Don’t eat the samples

My son was offered a sample of food at a local market. He took a bite and whispered that’s horrible and looked like he was going to spit it out on his plate while he was standing near the sample stand. I said, “NO, don’t spit it like that” I grabbed a napkin and told him to step away from people and he discreetly put it in the napkin. I gave him a quick mom lecture on manners. Then my daughter came up to us. She said “try this” while tossing food in my mouth. My first reaction was the same as my son. I needed to spit it out! He grabbed a napkin and I went around the isle to try to discreetly spit it out.
My son said “told you so” Funny guy! Why would I open my mouth to anything after I saw my son spit food? I will never know…

A confession

I have had money and had no money. Having money was better.
The film business has a lot of twists and turns. Sometimes there is work, sometimes there isn’t. About a year ago in one of my phases of having no money I was working nights at a very nice restaurant to feed my kids until things got better. An older man came in and ate and then came over to the front door where I was standing and chatted with me. We had a little conversation and he reached his hand out to shake mine as he was leaving. As he shook my hand he simultaneously gave my butt a pat and slipped money in my hand. Out the door he raced. I looked in my hand and there was a hundred dollar bill. I was a little stunned. I was offended that he just grabbed my butt and I was shocked that he slipped a hundred in my hand and raced away. This is my blog confession. I could have caught up with him and confronted him but I didn’t say a word. I slipped the hundred in my pocket. I really needed the money. I never saw the man again and I never told anyone until now. I always felt guilty about that.

Mom I’m going to puke

My daughter had been telling me she wasn’t feeling well. She was resting on the couch all day. She walked over to me and said “I’m sick” and I knew she was going to puke, NOW. She was standing at a doorway. On one side of her was carpet. The other side was hardwood. I quickly turned her toward the hardwood. My only thoughts were it’s easier to clean vomit from hardwood than carpet and I knew she wouldn’t make it to the bathroom to puke. So yes, she instantly puked, on the hardwood. Yes, it was much easier to clean but I feel a bit guilty that my first response when I knew puking was immediate and inevitable was to direct it away from the carpet.

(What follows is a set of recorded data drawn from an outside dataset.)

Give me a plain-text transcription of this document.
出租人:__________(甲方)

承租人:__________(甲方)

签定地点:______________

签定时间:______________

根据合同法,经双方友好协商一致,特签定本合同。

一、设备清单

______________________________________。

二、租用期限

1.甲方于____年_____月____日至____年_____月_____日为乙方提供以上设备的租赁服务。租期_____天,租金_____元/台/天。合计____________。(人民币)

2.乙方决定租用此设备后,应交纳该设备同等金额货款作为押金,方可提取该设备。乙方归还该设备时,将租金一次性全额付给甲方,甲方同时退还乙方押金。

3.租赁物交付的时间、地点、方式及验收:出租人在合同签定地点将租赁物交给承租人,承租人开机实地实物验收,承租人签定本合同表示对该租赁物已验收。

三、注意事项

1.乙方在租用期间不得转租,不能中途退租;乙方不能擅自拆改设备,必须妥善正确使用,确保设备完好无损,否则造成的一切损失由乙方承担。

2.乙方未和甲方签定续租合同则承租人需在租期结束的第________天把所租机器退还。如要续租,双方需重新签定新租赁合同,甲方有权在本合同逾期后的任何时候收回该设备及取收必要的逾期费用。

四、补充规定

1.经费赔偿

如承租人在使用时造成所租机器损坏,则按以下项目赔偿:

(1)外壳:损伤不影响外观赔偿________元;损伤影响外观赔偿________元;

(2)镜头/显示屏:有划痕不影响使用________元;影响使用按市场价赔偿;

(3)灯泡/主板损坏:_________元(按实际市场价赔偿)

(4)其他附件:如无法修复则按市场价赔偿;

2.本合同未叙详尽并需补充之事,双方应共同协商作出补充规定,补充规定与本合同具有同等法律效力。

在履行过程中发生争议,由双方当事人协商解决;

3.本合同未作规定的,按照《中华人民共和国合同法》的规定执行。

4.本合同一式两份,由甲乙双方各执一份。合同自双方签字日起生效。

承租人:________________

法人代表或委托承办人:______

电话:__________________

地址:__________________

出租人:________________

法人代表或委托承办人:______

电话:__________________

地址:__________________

Are my kids laughing with me or at me?

I was watching TV with my kids. I had the remote and I was flipping through the guide.

Me-Hey, kids let’s watch Expendables 2. I didn’t know they had a two.
Son-You would let us watch that?
Me-Sure, why not?
Son-Really, we could watch it?
Me-Why not. We saw the first Expendables.
Daughter-No, we didn’t.
Me-Yes, we did. Remember that family, in the super hero suits. The mom was elastic and stretchy and the dad was super strong. We have seen that a million times.

Both kids burst into laughter!

Son-That was The Incredibles, mom. NOT The Expendables.
Daughter-Big difference.
Me-Yep, big difference.

We laughed!
Me-You are laughing with me not at me right?
Daughter-Nope, we are laughing at you.